Having read Max Hastings column in the Daily Mail on Saturday 25th June 2011 in conjunction with the other two “related” articles that day strongly hinting at the real danger of a forthcoming economic collapse in the UK and Europe, it did not leave me full of hope as it rang so true about the short term attitudes of both the British and our European partners.

Max Hastings article on the Daily Mail website on Saturday 25th June 2011 was entitled “La-La Land Britain faces permanent economic decline unless we face threat from the East“. In his article Max Hastings draws our attention to the fact that while “the latest Merrill Lynch World Wealth report shows that, while 300,000 new Asia-Pacific investors with at least a million dollars of investable assets were created last year — a 9.7 per cent increase — Britain’s percentage increased by only 1.4 per cent.

This country exports more to Ireland’s 4.5 million people than to Brazil, India and China’s combined 2.8 billion population — this, despite a 20 per cent recent devaluation of the pound.

I often disagree with the brilliant but sensationalist historian Niall Ferguson. But he seems absolutely right to argue in his latest book, Civilization: The West And The Rest, that our societies have suffered a disastrous decline of the Protestant work ethic.

“Europeans today,” he says, “are the idlers of the world.” We work shorter hours than our Asian counterparts, take more holidays and are readier to strike. Workers in the United States take fewer holidays than us, but the average South Korean puts in 39 per cent more hours than the average American a week.

Neither President Obama nor anybody else has yet produced a credible solution to the problem that Detroit’s car workers — for instance — cost almost ten times as much as their Chinese counterparts to produce the same vehicles.”

I totally agree with Max Hastings when he summarizes “we are witnessing the end of the age of abundance, the first phase of a savage contest for energy, natural resources including water, and technological dominance. We shall need to work harder to have less, both as individuals and as a country. The divide between the rewards for the skilled and unskilled will continue to widen.

Unless we shed our British obsession with protecting losers as the foremost social priority; unless we breed instead a generation of school pupils and university students committed to winning, our prospects are bleak.

It is the nature of politicians to focus on getting through tomorrow, leaving the next decade to take care of itself.
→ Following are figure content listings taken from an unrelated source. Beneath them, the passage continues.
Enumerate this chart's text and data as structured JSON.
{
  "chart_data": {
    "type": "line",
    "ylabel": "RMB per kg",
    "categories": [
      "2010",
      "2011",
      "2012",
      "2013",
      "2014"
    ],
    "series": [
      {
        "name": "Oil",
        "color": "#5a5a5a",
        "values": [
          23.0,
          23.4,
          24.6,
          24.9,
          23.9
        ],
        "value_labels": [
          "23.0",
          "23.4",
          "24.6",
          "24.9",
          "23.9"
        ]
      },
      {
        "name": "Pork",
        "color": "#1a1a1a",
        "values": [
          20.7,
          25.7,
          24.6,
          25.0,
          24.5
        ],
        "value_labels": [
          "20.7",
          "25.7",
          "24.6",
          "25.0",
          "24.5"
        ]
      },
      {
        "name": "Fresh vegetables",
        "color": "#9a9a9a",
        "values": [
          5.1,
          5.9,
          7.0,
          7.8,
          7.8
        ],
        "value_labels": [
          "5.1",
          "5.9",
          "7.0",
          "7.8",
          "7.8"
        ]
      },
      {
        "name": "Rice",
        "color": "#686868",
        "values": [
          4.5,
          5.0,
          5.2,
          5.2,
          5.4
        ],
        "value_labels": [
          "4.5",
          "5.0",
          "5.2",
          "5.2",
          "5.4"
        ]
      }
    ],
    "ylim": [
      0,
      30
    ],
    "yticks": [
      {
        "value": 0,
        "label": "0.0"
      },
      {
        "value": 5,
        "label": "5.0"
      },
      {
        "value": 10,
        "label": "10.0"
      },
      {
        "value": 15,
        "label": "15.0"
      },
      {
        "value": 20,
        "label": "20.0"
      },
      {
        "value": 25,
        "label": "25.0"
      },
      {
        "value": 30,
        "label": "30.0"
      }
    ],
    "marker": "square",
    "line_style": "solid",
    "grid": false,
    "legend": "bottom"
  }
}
But in this scary new world, our leaders need to rise above this, to embrace a vision for Britain far beyond the next general election. Many of the things that need doing will be unpopular and even nasty. They represent the antithesis of nice-guy politics — of Cleggery, if you like.

But unless Britain raises its game dramatically, we face not Mervyn King’s seven lean years, but 70 of them. We must work harder, teach our children more, and sell far more goods which the world wants, not at a price determined by the lifestyle expectation of our workers, but instead by global competition.”

The warning signs are there, and if both the UK and Europe don’t heed them and take drastic action now to reverse these trends, then sadly I am afraid an Asian dawn will soon eclipse the United Kingdom, the European Union and potentially the entire West.